Q: Vous avez entouré Léna d'une distribution remarquable, de laquelle font notamment partie Catherine Hiegel, Philippe Dequenne, Alex Lutz, ainsi que la réalisatrice Patricia Mazuy [Peaux de vaches, Saint-Cyr] dans le rôle de la mère.

R: Je suis particulièrement fière de cette distribution. J'ai pensé à Patricia pour le rôle de la mère parce que, tout d'abord, j'aime sa personnalité de cinéaste. Je voulais placer face à Aurore une femme capable de l'affronter sans que tout vire au drame. Quant aux autres, ce sont des acteurs accomplis. Catherine Hiegel était ravie de pouvoir jouer dans un film où l'on ne lui donne pas un rôle de garce!

Q: Jamais contente a été lancé au Festival de Berlin l'an dernier. Le jury de la section Génération lui a accordé une mention spéciale dans son palmarès. Le prix du jeune public lui a aussi été attribué aux Prix du cinéma européen. Avez-vous le sentiment d'avoir réalisé un film destiné principalement au plus jeune public?

R: En tant que cinéaste, je vise tout le monde. D'évidence, ce film touchera davantage les ados, ainsi que tous ceux ayant un lien avec eux.
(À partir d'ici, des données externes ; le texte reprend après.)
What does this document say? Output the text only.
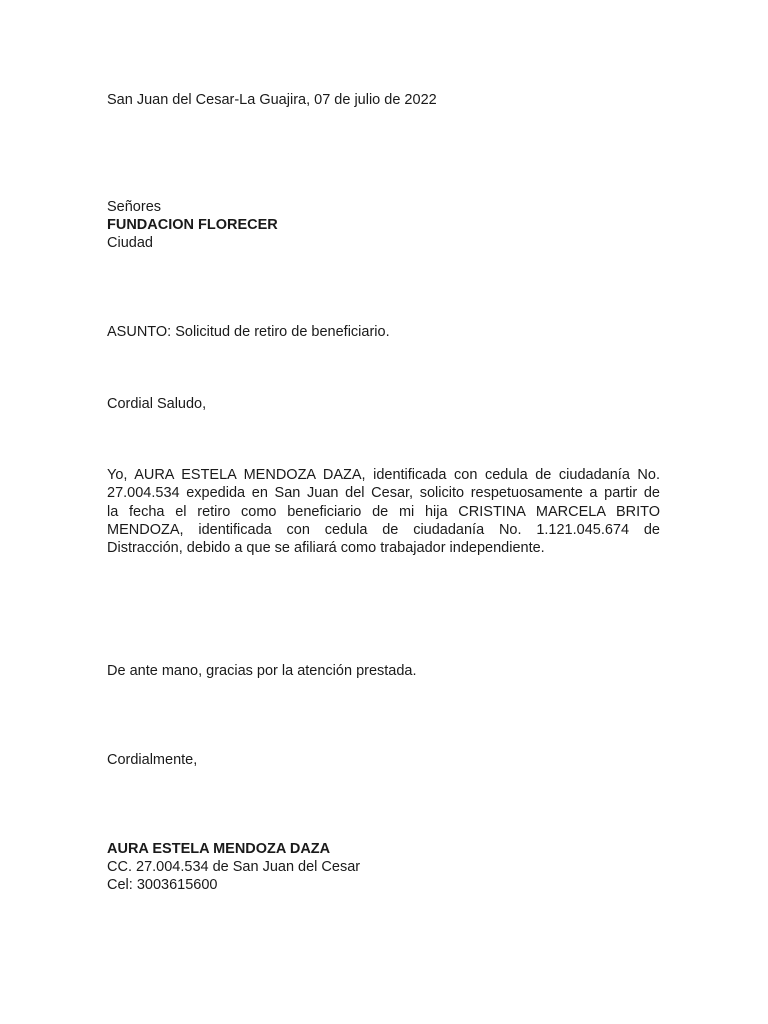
San Juan del Cesar-La Guajira, 07 de julio de 2022
Señores
FUNDACION FLORECER
Ciudad
ASUNTO: Solicitud de retiro de beneficiario.
Cordial Saludo,
Yo, AURA ESTELA MENDOZA DAZA, identificada con cedula de ciudadanía No.
27.004.534 expedida en San Juan del Cesar, solicito respetuosamente a partir de
la fecha el retiro como beneficiario de mi hija CRISTINA MARCELA BRITO
MENDOZA, identificada con cedula de ciudadanía No. 1.121.045.674 de
Distracción, debido a que se afiliará como trabajador independiente.
De ante mano, gracias por la atención prestada.
Cordialmente,
AURA ESTELA MENDOZA DAZA
CC. 27.004.534 de San Juan del Cesar
Cel: 3003615600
Je me suis toutefois rendu compte que même ceux qui, a priori, ne seraient pas attirés par ce genre de film se laissent prendre au jeu. Je me réjouis de constater que le public est beaucoup plus large que ce que j'aurais pu m'imaginer au départ en adaptant un roman jeunesse. Cette histoire évoque un âge où toutes les premières fois arrivent en même temps. Cette multiplicité prend une telle énergie qu'elle engendre forcément quelque chose de passionnel. Et ça, tout le monde l'a vécu!

Jamais contente prendra l'affiche le 11 août.

Les frais de voyage ont été payés par Unifrance.